4. The universal user-sensitive operation two-factor authentication method according to claim 3, characterized in that, Step S10 specifically also includes: The client sets necessary pre-verification conditions based on the verification method. The user's pre-verification data will be different depending on the verification method selected by the user. The business service also sets the necessary verification methods for the general verification service according to the needs of sensitive business. The general verification service stores the list of verification methods supported by the sensitive operation according to the request of the business server and generates the pre-operation data for sensitive operations of the business system.

5. A general user-sensitive operation two-factor authentication method according to claim 3, characterized in that, The step S30, in which the user obtains the verification method from the client, specifically includes: If the intersection result Q in step S20 is data for one verification method, the user directly obtains this verification method from the client. If the intersection result Q in step S20 is data for more than one verification method, the user directly selects one verification method from the multiple verification methods obtained from the client.

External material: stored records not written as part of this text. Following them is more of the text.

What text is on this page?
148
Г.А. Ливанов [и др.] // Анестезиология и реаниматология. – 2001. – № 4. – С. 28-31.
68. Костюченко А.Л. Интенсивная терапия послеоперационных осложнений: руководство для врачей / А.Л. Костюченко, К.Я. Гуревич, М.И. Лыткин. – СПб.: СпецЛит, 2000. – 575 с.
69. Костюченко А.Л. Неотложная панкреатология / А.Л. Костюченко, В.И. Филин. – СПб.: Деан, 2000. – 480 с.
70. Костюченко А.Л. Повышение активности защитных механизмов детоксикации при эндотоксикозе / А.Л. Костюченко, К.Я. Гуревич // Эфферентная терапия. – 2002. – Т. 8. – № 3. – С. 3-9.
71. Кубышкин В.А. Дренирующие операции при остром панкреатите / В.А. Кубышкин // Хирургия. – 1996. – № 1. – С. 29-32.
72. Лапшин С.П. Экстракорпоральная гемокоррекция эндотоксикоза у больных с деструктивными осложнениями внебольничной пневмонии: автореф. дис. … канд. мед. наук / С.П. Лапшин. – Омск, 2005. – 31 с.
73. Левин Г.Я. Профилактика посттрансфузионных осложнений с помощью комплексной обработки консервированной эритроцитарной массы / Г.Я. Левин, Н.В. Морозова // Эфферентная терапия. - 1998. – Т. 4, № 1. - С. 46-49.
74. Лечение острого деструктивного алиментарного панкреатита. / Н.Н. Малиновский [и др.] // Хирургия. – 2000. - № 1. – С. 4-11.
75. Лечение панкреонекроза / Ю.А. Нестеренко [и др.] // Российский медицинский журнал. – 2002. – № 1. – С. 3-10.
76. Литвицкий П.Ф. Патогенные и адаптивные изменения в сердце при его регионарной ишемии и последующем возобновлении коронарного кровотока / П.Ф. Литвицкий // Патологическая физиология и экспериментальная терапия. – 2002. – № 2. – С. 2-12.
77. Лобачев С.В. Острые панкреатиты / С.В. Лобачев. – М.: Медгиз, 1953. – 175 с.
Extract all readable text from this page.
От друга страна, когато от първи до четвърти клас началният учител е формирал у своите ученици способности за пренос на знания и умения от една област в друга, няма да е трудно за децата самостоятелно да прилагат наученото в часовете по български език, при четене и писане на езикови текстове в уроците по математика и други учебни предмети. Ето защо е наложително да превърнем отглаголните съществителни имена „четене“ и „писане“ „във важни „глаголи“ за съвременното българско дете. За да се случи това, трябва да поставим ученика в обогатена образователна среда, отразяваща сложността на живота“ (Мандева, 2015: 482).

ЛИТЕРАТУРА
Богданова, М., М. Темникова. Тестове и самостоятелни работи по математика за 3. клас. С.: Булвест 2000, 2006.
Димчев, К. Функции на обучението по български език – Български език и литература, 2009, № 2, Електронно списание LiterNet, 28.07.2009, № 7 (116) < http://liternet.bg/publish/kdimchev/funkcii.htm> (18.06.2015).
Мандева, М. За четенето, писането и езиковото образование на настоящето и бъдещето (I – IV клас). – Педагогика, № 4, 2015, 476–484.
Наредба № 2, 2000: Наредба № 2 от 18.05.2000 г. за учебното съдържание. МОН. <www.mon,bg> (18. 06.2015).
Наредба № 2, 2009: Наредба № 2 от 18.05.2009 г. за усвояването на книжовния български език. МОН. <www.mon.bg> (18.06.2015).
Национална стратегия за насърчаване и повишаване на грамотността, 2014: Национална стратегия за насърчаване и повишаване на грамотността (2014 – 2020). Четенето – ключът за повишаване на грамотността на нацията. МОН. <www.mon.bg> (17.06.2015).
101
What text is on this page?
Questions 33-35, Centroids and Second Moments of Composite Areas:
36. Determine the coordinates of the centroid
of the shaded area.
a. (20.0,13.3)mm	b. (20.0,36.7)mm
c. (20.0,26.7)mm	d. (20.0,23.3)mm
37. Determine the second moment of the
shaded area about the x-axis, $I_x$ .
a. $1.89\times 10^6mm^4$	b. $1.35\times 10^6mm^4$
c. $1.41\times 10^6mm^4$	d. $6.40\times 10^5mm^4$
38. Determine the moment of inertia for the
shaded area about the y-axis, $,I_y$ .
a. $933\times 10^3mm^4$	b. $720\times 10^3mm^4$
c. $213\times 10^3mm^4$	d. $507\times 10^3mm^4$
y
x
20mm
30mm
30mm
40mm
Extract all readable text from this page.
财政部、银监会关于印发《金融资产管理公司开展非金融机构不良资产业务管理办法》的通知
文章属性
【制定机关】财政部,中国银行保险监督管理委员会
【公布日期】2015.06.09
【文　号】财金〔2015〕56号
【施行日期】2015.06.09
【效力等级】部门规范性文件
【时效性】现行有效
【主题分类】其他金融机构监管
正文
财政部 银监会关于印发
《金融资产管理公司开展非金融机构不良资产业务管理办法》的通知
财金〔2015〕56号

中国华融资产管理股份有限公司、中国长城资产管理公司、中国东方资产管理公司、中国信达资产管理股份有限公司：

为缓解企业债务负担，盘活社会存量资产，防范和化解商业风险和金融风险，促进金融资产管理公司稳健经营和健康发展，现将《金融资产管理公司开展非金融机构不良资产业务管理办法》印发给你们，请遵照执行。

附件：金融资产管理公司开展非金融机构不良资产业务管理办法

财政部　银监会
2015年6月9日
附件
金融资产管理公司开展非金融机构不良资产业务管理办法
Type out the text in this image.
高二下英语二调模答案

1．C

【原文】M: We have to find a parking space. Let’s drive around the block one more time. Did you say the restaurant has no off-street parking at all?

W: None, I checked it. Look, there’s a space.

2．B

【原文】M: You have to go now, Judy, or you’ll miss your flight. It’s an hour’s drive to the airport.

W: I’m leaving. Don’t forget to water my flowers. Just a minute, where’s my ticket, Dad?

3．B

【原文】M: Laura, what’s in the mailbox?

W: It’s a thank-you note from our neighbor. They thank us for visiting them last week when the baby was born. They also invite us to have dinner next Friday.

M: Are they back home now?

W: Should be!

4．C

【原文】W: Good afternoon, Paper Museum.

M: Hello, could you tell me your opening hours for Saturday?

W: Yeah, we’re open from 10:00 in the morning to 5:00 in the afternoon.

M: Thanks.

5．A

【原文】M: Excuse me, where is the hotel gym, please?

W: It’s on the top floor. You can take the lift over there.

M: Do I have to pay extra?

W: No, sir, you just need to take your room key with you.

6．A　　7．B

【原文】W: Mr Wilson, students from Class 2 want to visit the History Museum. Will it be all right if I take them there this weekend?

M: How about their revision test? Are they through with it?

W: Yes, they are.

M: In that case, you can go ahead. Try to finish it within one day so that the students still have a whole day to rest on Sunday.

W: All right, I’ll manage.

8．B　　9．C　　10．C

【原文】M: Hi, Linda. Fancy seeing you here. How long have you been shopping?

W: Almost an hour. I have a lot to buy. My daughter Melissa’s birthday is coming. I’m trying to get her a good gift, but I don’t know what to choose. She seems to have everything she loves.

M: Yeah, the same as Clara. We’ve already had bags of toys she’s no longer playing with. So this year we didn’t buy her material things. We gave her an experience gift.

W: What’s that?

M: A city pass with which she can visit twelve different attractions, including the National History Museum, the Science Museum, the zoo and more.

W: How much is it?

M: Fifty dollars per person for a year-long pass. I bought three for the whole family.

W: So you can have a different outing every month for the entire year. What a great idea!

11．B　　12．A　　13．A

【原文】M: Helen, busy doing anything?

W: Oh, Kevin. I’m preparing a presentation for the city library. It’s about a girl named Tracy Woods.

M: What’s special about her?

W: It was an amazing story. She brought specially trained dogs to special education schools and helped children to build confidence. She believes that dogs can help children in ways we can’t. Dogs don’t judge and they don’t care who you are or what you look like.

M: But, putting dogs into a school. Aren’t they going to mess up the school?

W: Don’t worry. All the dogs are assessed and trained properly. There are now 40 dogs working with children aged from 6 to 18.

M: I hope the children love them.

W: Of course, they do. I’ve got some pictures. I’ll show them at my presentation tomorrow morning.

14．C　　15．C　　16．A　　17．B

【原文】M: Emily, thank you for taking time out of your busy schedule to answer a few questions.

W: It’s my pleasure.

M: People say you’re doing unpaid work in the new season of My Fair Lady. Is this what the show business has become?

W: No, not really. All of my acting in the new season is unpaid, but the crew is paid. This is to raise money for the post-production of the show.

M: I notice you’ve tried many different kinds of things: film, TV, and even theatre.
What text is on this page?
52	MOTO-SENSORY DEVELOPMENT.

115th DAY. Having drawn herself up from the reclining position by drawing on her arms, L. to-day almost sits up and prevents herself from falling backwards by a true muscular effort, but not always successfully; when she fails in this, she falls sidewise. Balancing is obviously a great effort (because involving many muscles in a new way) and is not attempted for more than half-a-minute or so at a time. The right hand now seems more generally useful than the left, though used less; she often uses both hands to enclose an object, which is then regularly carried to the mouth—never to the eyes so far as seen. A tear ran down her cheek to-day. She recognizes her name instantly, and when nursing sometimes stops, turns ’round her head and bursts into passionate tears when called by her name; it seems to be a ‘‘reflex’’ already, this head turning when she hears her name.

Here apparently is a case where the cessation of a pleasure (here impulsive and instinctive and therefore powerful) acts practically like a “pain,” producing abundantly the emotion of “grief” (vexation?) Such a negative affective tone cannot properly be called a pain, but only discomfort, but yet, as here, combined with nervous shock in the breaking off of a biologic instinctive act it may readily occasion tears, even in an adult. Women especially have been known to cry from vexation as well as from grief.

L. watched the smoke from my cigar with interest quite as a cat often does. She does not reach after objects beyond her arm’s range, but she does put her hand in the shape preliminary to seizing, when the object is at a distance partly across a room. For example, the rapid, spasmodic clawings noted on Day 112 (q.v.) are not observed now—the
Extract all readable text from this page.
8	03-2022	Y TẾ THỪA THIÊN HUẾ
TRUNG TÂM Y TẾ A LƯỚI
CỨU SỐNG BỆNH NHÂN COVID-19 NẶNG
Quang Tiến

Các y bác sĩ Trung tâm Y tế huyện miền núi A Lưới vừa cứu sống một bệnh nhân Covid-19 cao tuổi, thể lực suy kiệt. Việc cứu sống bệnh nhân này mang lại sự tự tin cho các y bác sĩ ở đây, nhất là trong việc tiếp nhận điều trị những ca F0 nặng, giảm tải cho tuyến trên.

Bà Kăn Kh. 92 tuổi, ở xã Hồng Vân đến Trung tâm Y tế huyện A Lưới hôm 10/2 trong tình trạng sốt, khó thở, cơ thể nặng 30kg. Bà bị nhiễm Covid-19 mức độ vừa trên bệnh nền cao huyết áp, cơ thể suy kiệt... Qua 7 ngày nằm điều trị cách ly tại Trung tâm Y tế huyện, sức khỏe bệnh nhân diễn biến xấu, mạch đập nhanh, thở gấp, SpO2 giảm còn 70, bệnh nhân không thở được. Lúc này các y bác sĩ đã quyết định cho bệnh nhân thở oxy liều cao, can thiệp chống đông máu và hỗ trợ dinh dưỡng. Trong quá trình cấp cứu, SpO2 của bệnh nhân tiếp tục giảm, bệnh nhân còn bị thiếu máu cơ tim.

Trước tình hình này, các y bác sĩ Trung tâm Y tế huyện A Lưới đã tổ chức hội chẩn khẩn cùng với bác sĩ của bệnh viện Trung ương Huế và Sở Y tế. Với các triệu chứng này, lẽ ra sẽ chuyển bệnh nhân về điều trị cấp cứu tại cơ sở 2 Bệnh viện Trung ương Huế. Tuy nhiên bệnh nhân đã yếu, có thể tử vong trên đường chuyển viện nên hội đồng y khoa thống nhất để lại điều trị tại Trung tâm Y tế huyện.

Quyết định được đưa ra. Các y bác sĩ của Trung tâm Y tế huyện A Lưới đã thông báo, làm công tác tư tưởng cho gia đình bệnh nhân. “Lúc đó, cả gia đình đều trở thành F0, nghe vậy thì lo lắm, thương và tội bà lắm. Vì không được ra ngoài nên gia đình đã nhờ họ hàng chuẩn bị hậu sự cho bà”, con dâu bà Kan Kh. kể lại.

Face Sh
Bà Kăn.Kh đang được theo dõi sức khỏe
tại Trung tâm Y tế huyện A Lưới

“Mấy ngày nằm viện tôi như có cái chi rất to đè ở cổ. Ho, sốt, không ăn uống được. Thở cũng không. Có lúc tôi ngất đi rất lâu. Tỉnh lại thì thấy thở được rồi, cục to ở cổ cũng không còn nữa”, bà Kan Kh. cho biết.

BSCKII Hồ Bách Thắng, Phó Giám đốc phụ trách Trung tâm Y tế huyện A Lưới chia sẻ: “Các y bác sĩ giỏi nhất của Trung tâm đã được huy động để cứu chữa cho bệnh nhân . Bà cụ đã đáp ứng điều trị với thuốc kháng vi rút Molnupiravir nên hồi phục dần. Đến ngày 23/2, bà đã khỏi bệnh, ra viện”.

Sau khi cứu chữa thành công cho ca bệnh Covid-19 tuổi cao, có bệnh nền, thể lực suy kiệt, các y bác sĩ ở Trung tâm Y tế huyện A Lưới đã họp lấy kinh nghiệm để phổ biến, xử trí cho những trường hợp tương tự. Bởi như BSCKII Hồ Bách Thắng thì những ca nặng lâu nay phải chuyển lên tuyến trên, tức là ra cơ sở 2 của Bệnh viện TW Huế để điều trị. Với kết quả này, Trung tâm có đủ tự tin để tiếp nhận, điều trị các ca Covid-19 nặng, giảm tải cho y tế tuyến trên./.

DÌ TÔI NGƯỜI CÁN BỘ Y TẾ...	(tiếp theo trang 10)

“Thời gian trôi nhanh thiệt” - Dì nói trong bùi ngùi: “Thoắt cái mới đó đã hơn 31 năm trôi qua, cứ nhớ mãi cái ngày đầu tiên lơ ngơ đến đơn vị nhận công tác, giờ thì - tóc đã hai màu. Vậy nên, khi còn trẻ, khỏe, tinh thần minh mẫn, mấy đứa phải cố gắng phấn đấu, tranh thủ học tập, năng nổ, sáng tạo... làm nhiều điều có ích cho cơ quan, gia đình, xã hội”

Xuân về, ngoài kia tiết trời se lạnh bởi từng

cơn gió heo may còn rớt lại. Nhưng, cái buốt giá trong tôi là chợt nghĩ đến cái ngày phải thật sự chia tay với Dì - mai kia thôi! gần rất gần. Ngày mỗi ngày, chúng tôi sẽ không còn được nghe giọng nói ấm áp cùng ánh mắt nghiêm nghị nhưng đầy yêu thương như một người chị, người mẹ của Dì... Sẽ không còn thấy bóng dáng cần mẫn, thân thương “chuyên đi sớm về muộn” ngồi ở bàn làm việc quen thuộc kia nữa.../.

6. The universal two-factor authentication method for sensitive user operations according to claim 3, characterized in that, The general verification service in step S30 verifies the verification method selected by the user and the corresponding sensitive operation, and specifically includes the following steps: S3001, the general authentication service receives the authentication method and sensitive operation from the client; S3002, the general verification service determines whether the verification methods supported by the sensitive operation include the verification method requested by the user based on the sensitive operation pre-data of the business system. If not, the verification fails. If it does, the service further verifies whether the user has set the user pre-data required for the verification method. S3003: If the user meets the user prerequisite data required for this verification method, the verification will pass; otherwise, the verification will fail.

7. A general user-sensitive operation two-factor authentication method according to claim 3, characterized in that, The verification method in step S40 further includes the following steps: S4001, retrieve the verification information cached in step S30; S4002, match the verification information with the verification information submitted by the user. If they match completely, the verification passes; otherwise, the verification fails.